後宮の御殿には黄金飾りの石盤、玉の階があり、そしてその前に丹塗りの庭はすべて赤一色なのである。
珊瑚琳碧,瓀珉璘彬。
珊瑚や琳・碧の美石や玉、それに瓀や珉の玉の類は、色沢光彩、さまざまにあやをなしてかがやく。
○琳碧 ともに美石、ただし琳を美玉と緑の美石。
○瓀 玉に似た美石。
○珉 上に同じ。
○璘彬 玉の光色が文(瑚)をなしいろいろ入りまじるさま(醇注)。
珍物羅生,煥若崑崙。
見たこともない珍宝が、それからそれへとつらなって、光りかがやくさまは、あたかも仙女の住む崑崙の庭と見まごうばかりだ。
○珍物 珍は宝、宝玉。
○羅生 段々にそれからそれへと列をなしてならび、玉の形と色とが現れ出ること。
○崑崙「西北の美なる者に、崑崙の璆(きゅう)琳、琅、玕あり」(『爾雅』釈地)。

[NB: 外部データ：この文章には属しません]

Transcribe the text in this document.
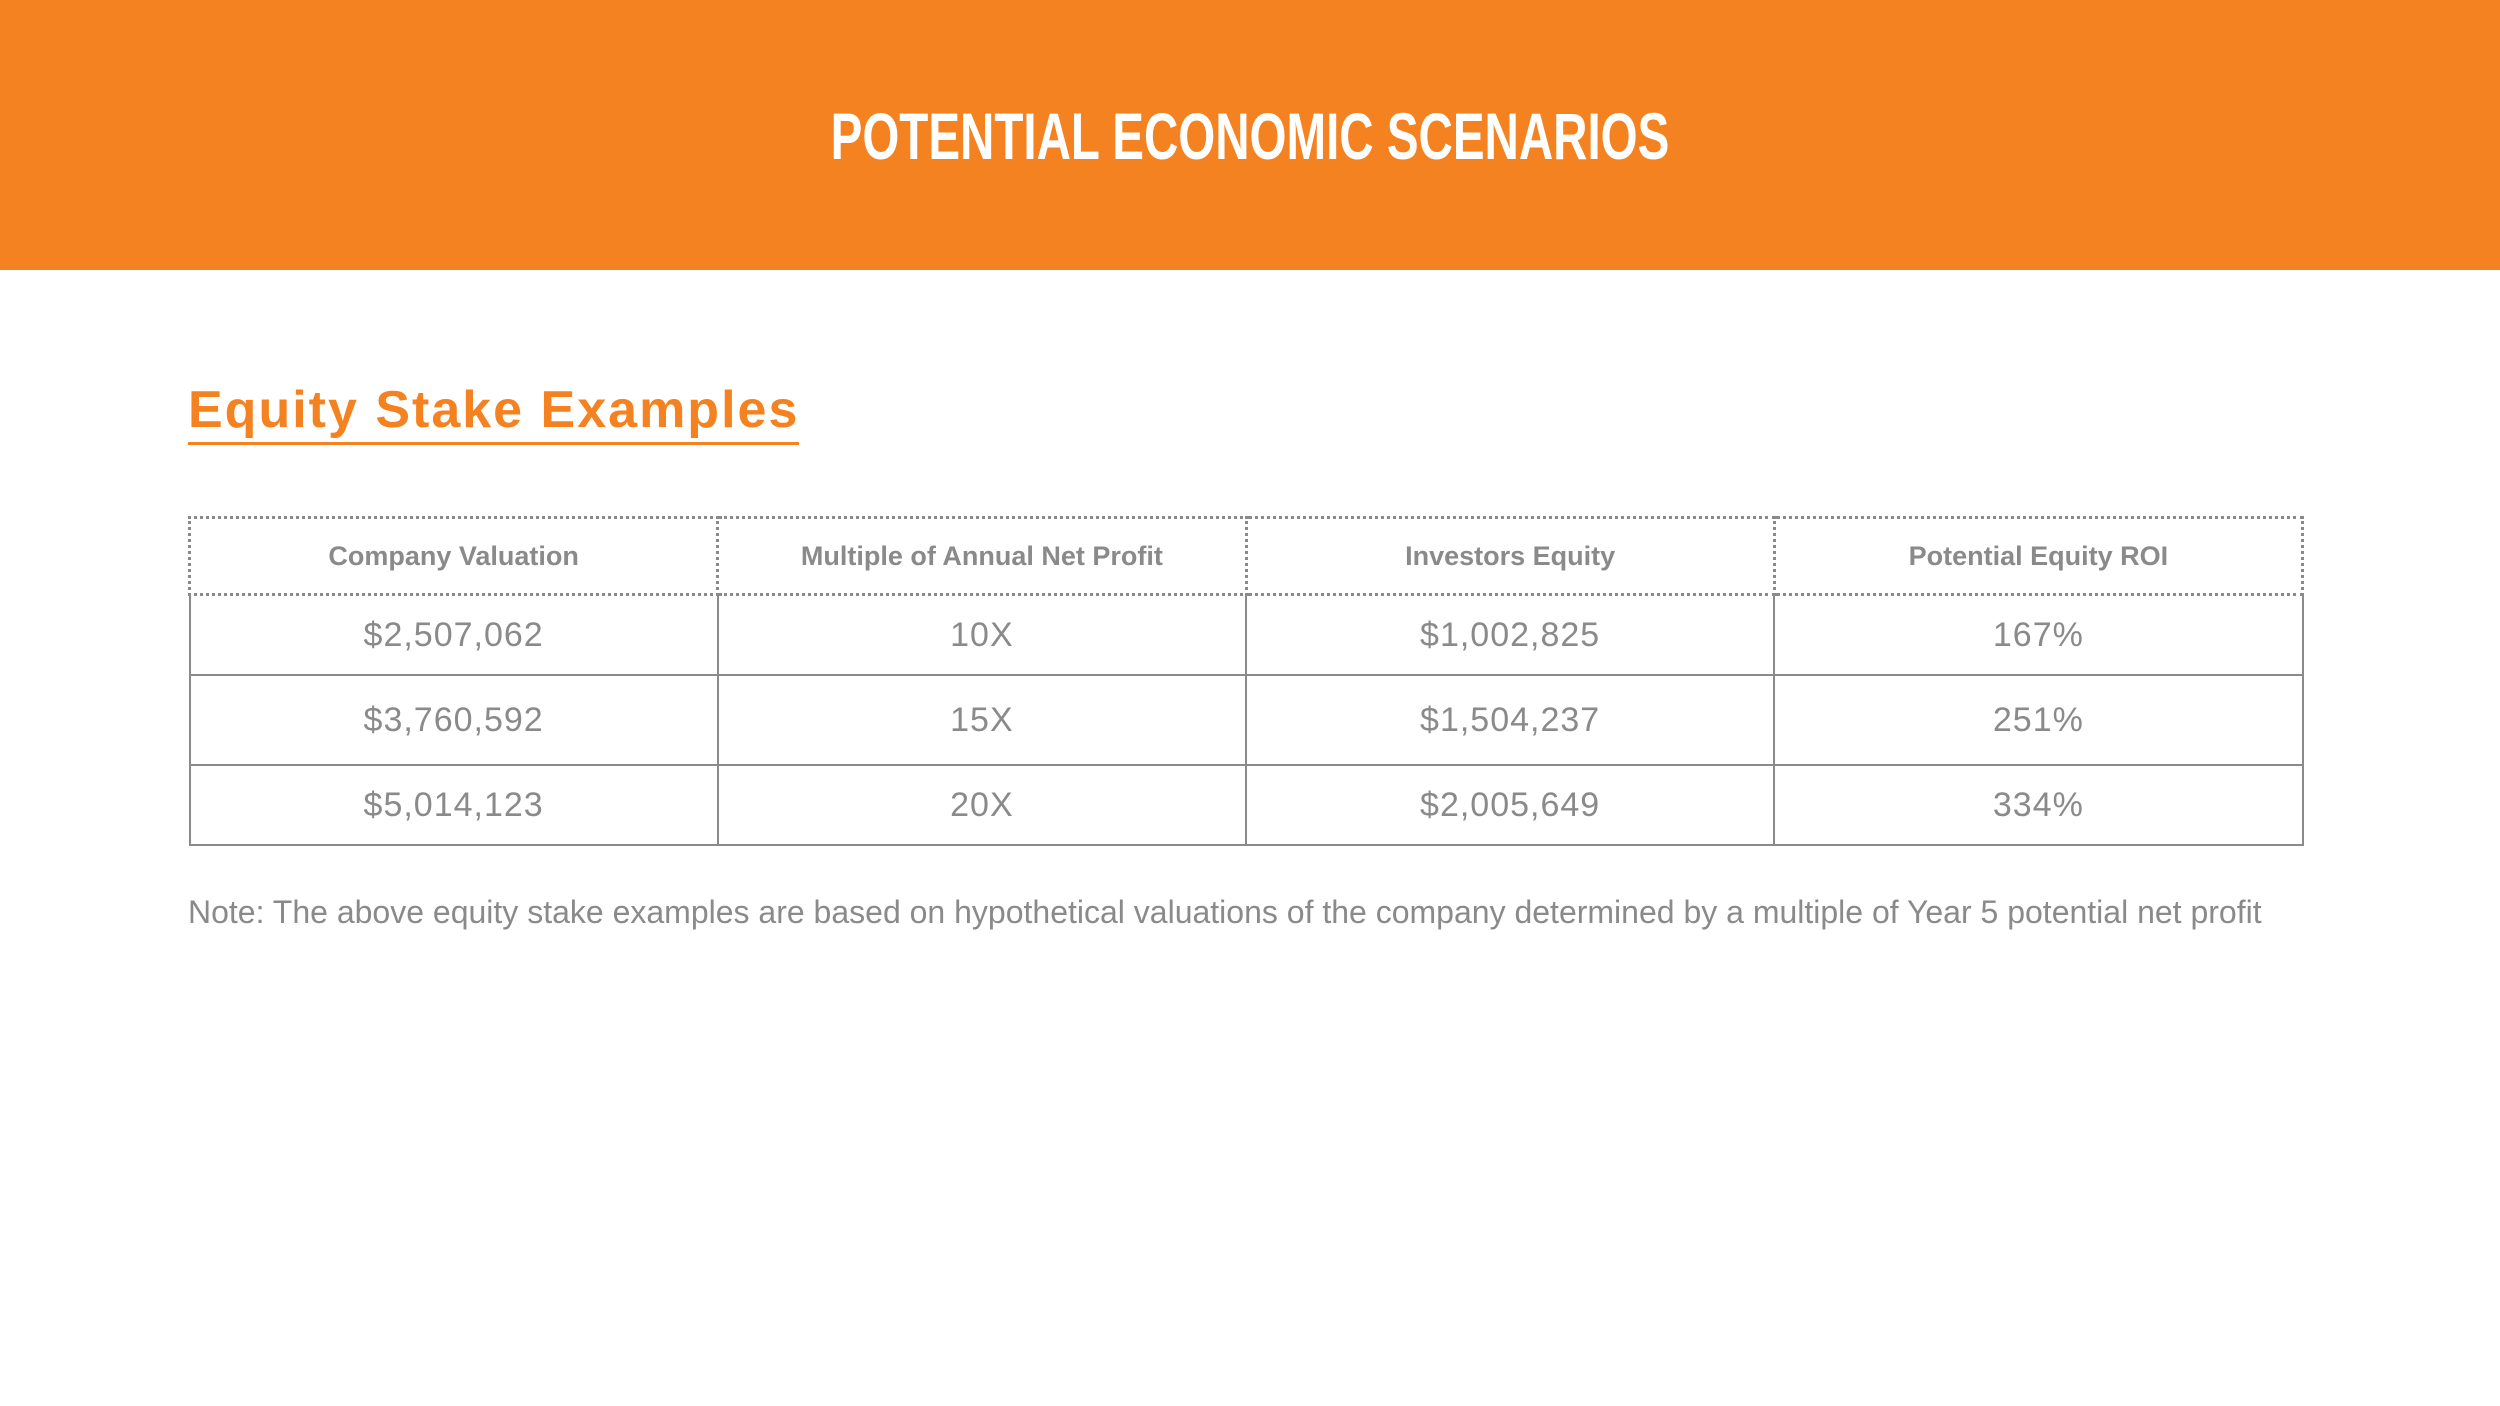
POTENTIAL ECONOMIC SCENARIOS
Equity Stake Examples
Company Valuation	Multiple of Annual Net Profit	Investors Equity	Potential Equity ROI
$2,507,062	10X	$1,002,825	167%
$3,760,592	15X	$1,504,237	251%
$5,014,123	20X	$2,005,649	334%
Note: The above equity stake examples are based on hypothetical valuations of the company determined by a multiple of Year 5 potential net profit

また「崑崙に、珠樹、文玉樹、玗琪樹、琅玕樹あり」(『山海経』の海内西経)。『山海経』 は樹木の名称なるも玉や美石の名産地として崑崙山は目された。
雖厥裁之不廣,侈靡踰乎至尊。
後宮のつくりは、万事天子の宮殿ほどに広くはないが、ぜいたく極まる豪華さは、至尊の天子にまさっている。
○裁 体制、つくり方。「其の裁制、事事至尊より狭小なりと雖も、其靡麗の好みは乃つて之に過ぐ」。